"Hang Puttytop! Give us a man!"

Then the sheriff and two constables, all of whom were Puttytop men, began suspiciously to scan the audience. But not a Baggs adherent could they see, except Nuderkopf Trinkelspiel, to whom it was well known that a frequenter of Gripp's rum-shop had sold a ticket for ten cents, the inducement offered being that the meeting would close with a lottery, in which every ticket holder would be entitled to a prize of some sort. But Nuderkopf, judging by his snores, was slumbering soundly; besides, the disturbing voice used a better English accent than Nuderkopf Trinkelspiel could ever be suspected of acquiring.

Several other remarks of the speaker were greeted with derisive yells through Jack's speaking tube, and the famous General Twitchwire took occasion to remark, with a great display of offended dignity, that if the authorities could not suppress such disturbers it was pretty certain that the party in Doveton was upon its last legs.
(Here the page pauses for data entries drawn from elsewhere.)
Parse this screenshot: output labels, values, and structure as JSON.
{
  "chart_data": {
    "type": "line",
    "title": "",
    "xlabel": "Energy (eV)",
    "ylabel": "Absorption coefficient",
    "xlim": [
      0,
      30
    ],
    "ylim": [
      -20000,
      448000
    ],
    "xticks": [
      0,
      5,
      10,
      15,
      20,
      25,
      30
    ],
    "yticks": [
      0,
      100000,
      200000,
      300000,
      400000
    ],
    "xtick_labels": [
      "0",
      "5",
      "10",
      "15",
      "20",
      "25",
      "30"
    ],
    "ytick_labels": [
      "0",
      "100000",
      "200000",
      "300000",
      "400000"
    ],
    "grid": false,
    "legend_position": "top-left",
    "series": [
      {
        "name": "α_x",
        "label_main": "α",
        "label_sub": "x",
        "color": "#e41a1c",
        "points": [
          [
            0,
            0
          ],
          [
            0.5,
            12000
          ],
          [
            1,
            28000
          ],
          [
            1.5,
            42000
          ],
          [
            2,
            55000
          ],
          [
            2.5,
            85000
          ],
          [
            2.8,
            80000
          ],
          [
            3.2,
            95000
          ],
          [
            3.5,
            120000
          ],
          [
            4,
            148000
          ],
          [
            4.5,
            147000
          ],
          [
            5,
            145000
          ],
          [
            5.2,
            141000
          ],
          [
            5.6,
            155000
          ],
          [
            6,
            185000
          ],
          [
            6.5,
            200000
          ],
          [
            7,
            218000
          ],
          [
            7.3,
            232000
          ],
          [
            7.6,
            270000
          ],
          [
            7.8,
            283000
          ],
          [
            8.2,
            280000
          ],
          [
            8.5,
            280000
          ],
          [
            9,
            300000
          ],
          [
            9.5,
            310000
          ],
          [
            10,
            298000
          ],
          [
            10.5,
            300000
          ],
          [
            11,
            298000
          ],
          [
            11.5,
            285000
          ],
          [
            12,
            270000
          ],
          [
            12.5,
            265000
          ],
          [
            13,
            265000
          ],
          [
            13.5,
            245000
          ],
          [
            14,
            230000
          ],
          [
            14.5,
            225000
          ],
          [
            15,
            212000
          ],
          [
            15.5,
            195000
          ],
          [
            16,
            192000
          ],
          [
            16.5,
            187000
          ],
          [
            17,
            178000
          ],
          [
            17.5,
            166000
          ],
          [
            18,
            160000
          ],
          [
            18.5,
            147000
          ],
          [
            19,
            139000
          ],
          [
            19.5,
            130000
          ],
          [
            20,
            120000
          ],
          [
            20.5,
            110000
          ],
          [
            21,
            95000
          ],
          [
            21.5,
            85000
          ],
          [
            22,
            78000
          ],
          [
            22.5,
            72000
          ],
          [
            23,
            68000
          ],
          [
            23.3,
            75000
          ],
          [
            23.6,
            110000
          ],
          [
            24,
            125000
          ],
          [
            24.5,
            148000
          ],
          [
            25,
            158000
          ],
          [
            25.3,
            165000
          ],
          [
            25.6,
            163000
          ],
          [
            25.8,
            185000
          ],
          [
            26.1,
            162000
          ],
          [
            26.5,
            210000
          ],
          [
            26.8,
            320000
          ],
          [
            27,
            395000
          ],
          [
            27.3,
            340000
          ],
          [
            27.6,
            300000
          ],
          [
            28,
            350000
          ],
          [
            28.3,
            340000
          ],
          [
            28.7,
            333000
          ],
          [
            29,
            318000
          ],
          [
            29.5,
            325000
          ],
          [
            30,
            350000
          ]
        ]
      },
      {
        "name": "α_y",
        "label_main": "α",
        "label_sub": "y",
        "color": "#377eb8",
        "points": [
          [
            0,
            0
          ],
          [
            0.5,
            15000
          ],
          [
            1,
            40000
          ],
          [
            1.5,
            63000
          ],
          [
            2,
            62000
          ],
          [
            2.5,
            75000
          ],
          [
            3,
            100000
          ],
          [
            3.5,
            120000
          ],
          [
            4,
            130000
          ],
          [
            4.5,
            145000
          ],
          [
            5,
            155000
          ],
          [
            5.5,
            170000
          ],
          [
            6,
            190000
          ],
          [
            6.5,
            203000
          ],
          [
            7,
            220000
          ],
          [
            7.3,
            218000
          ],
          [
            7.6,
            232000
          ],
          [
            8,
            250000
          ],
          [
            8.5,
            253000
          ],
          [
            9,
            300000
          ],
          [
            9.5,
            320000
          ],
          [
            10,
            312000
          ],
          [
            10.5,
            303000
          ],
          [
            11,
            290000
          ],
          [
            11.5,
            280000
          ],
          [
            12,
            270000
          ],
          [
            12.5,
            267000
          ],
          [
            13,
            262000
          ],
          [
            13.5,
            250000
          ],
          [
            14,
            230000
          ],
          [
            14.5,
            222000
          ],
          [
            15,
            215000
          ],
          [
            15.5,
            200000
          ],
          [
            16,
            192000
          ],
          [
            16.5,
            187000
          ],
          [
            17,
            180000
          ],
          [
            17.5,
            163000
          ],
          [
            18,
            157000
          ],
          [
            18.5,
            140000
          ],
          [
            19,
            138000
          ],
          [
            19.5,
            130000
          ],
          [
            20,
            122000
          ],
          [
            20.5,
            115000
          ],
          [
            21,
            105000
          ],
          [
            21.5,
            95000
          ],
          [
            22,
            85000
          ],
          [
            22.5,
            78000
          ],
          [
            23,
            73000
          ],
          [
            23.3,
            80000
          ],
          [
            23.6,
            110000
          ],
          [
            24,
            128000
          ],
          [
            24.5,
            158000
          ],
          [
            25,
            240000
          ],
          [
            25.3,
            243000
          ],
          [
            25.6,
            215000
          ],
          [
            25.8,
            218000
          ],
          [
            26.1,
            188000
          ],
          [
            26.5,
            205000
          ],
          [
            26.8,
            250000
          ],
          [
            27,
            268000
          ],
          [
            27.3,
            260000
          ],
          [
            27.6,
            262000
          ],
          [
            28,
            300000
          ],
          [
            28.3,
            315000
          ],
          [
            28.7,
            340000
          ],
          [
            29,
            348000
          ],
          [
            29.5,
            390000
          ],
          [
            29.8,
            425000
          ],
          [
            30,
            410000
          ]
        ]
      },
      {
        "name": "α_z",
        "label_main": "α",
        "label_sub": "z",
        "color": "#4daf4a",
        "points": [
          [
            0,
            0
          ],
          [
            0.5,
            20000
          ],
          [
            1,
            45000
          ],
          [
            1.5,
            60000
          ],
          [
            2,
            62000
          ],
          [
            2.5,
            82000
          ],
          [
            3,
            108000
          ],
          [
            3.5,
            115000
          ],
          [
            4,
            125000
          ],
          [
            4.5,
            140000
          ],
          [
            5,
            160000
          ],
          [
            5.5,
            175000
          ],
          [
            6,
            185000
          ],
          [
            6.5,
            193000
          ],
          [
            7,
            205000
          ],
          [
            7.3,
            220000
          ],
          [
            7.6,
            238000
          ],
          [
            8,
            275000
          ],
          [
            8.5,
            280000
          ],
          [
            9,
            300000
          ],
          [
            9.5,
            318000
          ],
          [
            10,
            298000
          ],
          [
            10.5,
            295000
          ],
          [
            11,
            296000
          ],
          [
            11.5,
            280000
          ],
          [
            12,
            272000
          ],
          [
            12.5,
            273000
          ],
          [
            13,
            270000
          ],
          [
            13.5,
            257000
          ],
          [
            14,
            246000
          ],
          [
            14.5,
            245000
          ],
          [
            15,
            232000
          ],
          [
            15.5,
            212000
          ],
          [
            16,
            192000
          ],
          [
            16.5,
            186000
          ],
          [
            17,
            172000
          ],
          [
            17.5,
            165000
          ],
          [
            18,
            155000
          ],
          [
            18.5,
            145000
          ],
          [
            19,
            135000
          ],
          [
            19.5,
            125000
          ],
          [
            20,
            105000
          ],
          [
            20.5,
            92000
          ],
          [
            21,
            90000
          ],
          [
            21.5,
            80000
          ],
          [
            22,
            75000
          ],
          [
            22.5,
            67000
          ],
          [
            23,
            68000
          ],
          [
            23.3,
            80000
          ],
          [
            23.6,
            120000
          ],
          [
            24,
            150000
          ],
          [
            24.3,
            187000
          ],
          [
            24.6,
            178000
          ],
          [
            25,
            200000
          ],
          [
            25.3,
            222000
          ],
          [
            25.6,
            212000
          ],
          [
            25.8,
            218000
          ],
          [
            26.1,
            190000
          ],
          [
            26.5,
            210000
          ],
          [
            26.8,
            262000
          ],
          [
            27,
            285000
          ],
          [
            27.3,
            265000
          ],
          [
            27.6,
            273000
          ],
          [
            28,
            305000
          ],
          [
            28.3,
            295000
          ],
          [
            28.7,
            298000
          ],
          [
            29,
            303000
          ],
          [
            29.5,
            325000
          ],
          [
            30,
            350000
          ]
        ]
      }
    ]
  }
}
"Gott macht es!" (God grant!) shouted Jack down the pipe.

This seemed to offer a clue to the offender. The language was certainly Nuderkopf Trinkelspiel's, and he was positively the only Baggs man present, so the sheriff and the two constables dashed at him and rudely aroused him. It was the only evening meeting, except some of a religious character, which Nuderkopf had attended during his residence in Doveton; he had frequently to be aroused in church; he was very religious and musically inclined; the force of association caused him to imagine he was in church; the silence to indicate a temporary and dangerous stagnation of religious service, so he cleared his throat and successfully launched the first line of a devotional song before he opened his eyes, when a rude hand was clapped over his mouth and another was applied with great force to the side of his head, and then he was pulled at and dragged, and finally lifted over the back of his seat, which happened to be the last bench of the jury box, and was dropped out of the window, landing on the sidewalk three feet below, in a state of confusion which bordered upon imbecility.

This was too much for such of Nuderkopf's religious associates as were there present, even although they were Puttytop men, so they arose to points of order, several of them speaking at a time, and they were rebuked by the chair, and hooted at by the rowdies, who always infested political meetings; and one excitable German cast an opprobrious epithet at a conspicuous rowdy, and the rowdy retorted by snatching a transparency from a bearer and throwing it lancewise at the German, and the cloth caught fire, and a general yell ensued, and everybody looked out for number one, with the result of making number two of everybody else, and the famous General Twitchwire stepped suddenly to a window and jumped out, and the sheriff and the two constables bawled "order" until they were themselves their only auditors, and a body of quiet but observant Baggs men in the window of a house directly opposite, agreed with each other that the Puttytop ticket didn't seem to be looking up so very much, after all.


CHAPTER XI.
A QUIET LITTLE GAME.

When Jack finally left his hiding place in the court room, it was with a pretty distinct conviction that no one would ever discover his secret, and that the evil of this life seemed as ruthless in its pursuit of Nuderkopf Trinkelspiel as in his own case. Then there slowly developed within him the thought that Nuderkopf, who had been the principal sufferer by the trick of the speaking-tube, was not even a member of the despised Puttytop faction; so Jack, like many another mischief-maker who injures some one of whom he had never thought while planning his departures from rectitude, sought refuge from his conscience by plunging into gloomy reverie upon the fateful lack of sequence in earthly affairs.

Not the least of his troubles was the fact that, whereas in other days he might have called all the boys in town together and told them the story of his effort to purify the State government, and delighted his soul over their enjoyment of it, he could now tell it only to Matt, who, while a very true friend, had not as keen a sense of the ludicrous as Jack could have desired. Still, one hearer would be better than none, and Jack wondered whether it might not yet be early enough for him to hurry to Matt's house and impart the delicious story, when suddenly, to his great delight, he met Matt himself.